Ratings of the importance of this type of research were consistently high 
and, without exception, referees asked to see a copy of the study’s results. 


DISCUSSION 

Two general conclusions may be drawn from the present study. 
Within the constraints of its subject population and methodology, it was 
found that (a) referee evaluations may be dramatically influenced by such 
factors as experimental outcome, and (b) interreferee agreement may be 
extremely low on factors relating to manuscript evaluation. What are the 
implications of these findings? The answer to that question is neither simple 
nor straightforward. First, how should we deal with the apparent prejudice 
against “negative” or disconfirming results? I have argued elsewhere that 
this bias may be one of the most pernicious and counterproductive elements 
in the social sciences (Mahoney, 1976). One possible solution might be to 
ask referees to evaluate the relevance and methodology of an experiment 
without seeing either its results or their interpretation. While this might be a 
dramatic improvement, it raises other evaluative problems. How does one 
deal with the fact that referees may show very little agreement on these 
topics? Training them might produce better consensus, but consensus is not 
necessarily unprejudiced. Referees might achieve perfect agreement by 
simply sharing the same ideological or methodological biases. 

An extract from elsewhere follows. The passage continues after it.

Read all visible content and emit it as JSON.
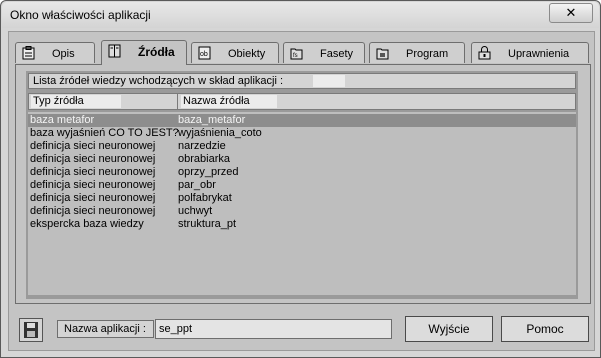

The American Psychological Association (1966) recommends that 
psychological tests “should report evidence of reliability that permits the 
reader to judge whether scores are sufficiently dependable” (p. 27). Various 
indices of validity are also requested. What has been apparently overlooked 
is the fact that peeer review is a form of evaluative testing. Journal editors 
and referees are asked to judge a manuscript in terms of its scientific 
“worthiness.” Unfortunately, the criteria for scientific worth are hardly 
unequivocal and appear to be currently undergoing a drastic reappraisal 
(Weimer, 1977; Mahoney, 1976). More embarrassing, perhaps, is the real- 
ization that we have developed elaborate standards for evaluating various 
psychological instruments and yet have exempted the most pervasive and 
critical instrument in science — i.e., the scientist. Have we presumed that it is 
“naturally” reliable and objective? With our vast literatures on informa- 
tion processing and social psychology, have we assumed that scientists are 
somehow unaffected by the processes which appear to be so common in 
other members of the species?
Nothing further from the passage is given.